The adoption of the AI Act by the European Parliament on March 13th, 2024 is going to have an enduring impact on the cultural sector, setting an example for responsible governance whilst giving organisations the space they need to reframe their processes according with the opportunities offered by this cutting-edge technology.

But in what terms should cultural organisations welcome this groundbreaking decision? CUMEDIAE’s co-founder Ignasi Guardans shares his insights on the topic:

“It is difficult to measure, even to properly understand, the real impact of the irruption of AI in our societies, in our economies, in our lives. Some people go back to the first or the second Industrial Revolution to find a reference point for what this may represent as a change. And I tend to agree with that.

In particular, the impact in creative creation and in the distribution of creative content will certainly be huge. And while it offers incredible new opportunities, it also poses impressive challenges to creators, performers and to almost any other IP rights holders along the value chain.

We welcome and salute the solid and balanced approach of the European Parliament and the Council in approving the very first Law on this matter. And we share the approach to this important legal change made by Culture Action Europe in this Informative Note”.

Building on this statement, let’s dive a bit deeper into the implications of the AI Act for the cultural sector.

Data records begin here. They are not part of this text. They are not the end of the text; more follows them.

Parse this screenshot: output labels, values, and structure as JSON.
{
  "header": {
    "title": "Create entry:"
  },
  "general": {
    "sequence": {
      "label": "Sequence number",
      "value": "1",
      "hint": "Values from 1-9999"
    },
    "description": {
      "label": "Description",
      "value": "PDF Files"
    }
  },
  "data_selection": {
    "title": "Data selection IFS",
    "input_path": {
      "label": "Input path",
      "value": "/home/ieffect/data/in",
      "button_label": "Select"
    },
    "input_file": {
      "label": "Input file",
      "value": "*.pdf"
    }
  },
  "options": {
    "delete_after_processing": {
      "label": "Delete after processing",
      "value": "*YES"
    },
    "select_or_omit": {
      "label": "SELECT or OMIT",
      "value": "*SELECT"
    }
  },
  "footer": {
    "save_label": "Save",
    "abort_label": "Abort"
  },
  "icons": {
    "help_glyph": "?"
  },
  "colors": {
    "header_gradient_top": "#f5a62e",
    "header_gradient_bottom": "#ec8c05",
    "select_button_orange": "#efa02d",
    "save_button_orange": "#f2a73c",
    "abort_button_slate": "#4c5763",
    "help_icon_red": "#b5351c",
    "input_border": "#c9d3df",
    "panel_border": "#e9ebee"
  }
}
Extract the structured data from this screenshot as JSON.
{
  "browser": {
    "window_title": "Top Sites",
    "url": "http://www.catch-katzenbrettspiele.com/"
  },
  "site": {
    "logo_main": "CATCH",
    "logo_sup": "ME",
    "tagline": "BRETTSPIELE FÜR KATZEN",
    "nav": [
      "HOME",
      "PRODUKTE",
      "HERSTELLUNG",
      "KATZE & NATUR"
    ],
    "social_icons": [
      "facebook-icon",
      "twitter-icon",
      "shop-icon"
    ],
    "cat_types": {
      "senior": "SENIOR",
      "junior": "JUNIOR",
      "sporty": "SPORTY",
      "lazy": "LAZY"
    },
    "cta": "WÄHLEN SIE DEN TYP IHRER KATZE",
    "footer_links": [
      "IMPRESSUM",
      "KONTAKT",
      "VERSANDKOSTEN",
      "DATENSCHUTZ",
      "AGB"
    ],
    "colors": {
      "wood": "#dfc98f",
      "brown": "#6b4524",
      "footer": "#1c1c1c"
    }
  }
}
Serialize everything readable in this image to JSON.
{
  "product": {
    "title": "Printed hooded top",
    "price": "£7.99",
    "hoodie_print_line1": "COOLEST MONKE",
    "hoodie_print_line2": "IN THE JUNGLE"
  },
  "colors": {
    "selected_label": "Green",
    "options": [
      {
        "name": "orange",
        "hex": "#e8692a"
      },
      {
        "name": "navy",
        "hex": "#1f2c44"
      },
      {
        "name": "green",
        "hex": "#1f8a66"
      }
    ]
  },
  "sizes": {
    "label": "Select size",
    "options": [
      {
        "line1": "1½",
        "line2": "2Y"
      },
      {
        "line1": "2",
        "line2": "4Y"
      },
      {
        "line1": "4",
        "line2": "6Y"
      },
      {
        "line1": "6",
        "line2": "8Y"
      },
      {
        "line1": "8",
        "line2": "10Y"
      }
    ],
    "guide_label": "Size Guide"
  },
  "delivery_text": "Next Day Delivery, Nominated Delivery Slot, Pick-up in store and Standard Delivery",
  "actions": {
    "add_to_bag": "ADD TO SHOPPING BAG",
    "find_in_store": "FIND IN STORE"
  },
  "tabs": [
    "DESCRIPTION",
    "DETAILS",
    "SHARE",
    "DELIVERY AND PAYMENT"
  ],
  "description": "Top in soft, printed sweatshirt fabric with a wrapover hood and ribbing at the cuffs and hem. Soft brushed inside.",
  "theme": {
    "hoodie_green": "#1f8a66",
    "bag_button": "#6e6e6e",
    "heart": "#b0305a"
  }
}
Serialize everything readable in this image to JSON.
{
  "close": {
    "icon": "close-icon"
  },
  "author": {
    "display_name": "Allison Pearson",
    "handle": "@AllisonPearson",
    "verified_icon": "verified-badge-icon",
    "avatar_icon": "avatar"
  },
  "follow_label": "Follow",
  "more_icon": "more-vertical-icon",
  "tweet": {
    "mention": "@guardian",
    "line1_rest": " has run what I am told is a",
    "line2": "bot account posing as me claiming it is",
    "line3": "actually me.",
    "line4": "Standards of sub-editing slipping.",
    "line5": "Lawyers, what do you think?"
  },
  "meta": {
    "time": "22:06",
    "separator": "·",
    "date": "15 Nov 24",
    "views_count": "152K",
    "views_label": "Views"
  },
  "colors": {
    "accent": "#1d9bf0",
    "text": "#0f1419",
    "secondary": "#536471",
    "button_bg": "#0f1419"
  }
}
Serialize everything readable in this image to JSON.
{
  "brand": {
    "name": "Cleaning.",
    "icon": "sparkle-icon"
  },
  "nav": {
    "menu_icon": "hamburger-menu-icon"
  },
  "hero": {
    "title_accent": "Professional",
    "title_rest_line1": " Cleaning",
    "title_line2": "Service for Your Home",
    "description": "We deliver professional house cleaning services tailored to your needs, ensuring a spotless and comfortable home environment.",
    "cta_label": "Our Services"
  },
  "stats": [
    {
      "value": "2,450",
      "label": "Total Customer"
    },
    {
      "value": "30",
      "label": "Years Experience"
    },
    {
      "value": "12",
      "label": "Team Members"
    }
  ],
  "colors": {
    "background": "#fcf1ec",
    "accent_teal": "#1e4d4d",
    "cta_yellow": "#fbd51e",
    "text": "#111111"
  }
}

On one hand, generative AI tools are becoming increasingly proficient in creating customised texts, multimedia contents and so on, empowering culture professionals in boosting their productivity. Taking this into consideration, the AI Act requires content creators to watermark text, images, videos and other AI-generated content, with the intention to safeguard transparency and encourage critical thinking. Looking forward, if AI is able to reproduce and design every kind of content, what role will the workers of the creative industries play in the future?

On the other hand, AI outputs don’t come out of nowhere: the majority of AI datasets are trained with pieces of online content, including e.g. newspaper articles and books, that are subject to copyright legislation. Therefore, the AI Act has promoted copyright protection policies which ensure rightsholders to expressly reserve the use of works. The goal is to create a new market balance in which AI models continue to grow while preserving the rights of the authors, who could benefit from the use of their creations for AI training.

Finally, mastering the use of these tools requires a combined effort in promoting AI literacy across organisations as to make the most of them. In particular, the process of creative creation should be accompanied with a context-based understanding of

– What is the most suitable set of instructions (the so-called ‘prompts’) to use in order to get better outputs in terms of overall quality and precision;

– When it is appropriate to use AI, depending on elements such as the actors involved, the subject matter and the complexity of the task.

As the European Union is establishing a worldwide leadership on AI, it is desirable that its use will be shaped in accordance to the protection of fundamental rights and cultural norms and with the direct support of creative sectors and rightsholders, which provide valuable insights on the needs of the professionals working in this field.